Proponents of the R-1 zoning laws will no doubt use last week’s fire as evidence that student housing and West Side homes don’t mix because the infrastructure isn’t suitable for the complications of student life. But according to the Binghamton fire marshal, the fault doesn’t lie with the occupants of the house or their electronics. And the house on Seminary Avenue doesn’t even lie within the R-1 zone, anyway.

The same could have happened in a house occupied by University faculty or other area residents — only that the fire spread because neither the students nor their neighbors (also students) were away on vacation last week.

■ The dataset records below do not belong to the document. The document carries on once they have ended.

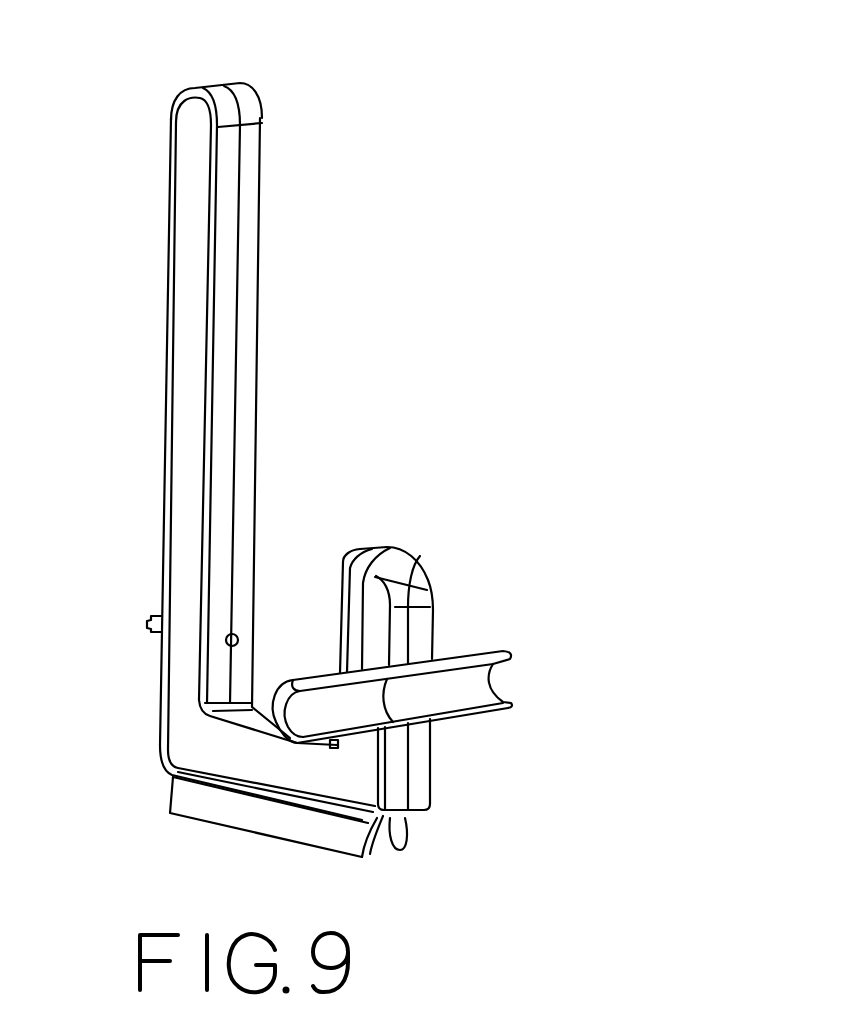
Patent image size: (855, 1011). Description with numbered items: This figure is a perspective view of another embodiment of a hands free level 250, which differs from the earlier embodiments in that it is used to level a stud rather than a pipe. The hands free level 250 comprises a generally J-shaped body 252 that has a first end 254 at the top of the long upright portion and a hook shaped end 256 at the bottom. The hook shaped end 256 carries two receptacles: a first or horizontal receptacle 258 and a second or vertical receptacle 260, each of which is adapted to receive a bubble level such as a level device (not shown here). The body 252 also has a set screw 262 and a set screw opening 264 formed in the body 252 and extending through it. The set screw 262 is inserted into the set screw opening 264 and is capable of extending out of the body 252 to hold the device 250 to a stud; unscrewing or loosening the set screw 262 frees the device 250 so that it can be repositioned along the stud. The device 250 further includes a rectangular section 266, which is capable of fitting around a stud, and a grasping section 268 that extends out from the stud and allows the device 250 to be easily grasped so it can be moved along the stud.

The hands free level 250 is at (413, 220).
The J-shaped body 252 is at (288, 393).
The first end 254 is at (245, 100).
The hook shaped end 256 is at (392, 562).
The first or horizontal receptacle 258 is at (250, 815).
The second or vertical receptacle 260 is at (463, 683).
The set screw 262 is at (147, 621).
The set screw opening 264 is at (238, 640).
The rectangular section 266 is at (298, 647).
The grasping section 268 is at (190, 278).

Landlords who keep up their property and students who value truly being a part of the community know that the partnership benefits the City. When students turn to University Plaza or other corporately-owned housing complexes like “The Grove,” their rent (which is almost always more than locally owned off-campus housing) goes directly out of the Southern Tier.

Living off campus means breaking out of the campus bubble and into the community. From groceries to microbrews to our rent, we support Binghamton-owned businesses, and it’s time that the University and the City get their act together about finding a solution.

The fact that all of the neighbors of 15 Seminary Ave. were away last week shows just how critical student housing is to the area. Those homes would undoubtedly be empty without us, and it’s high time that the City recognize how much we’re needed and what could happen when corporate housing replaces West Side lodging.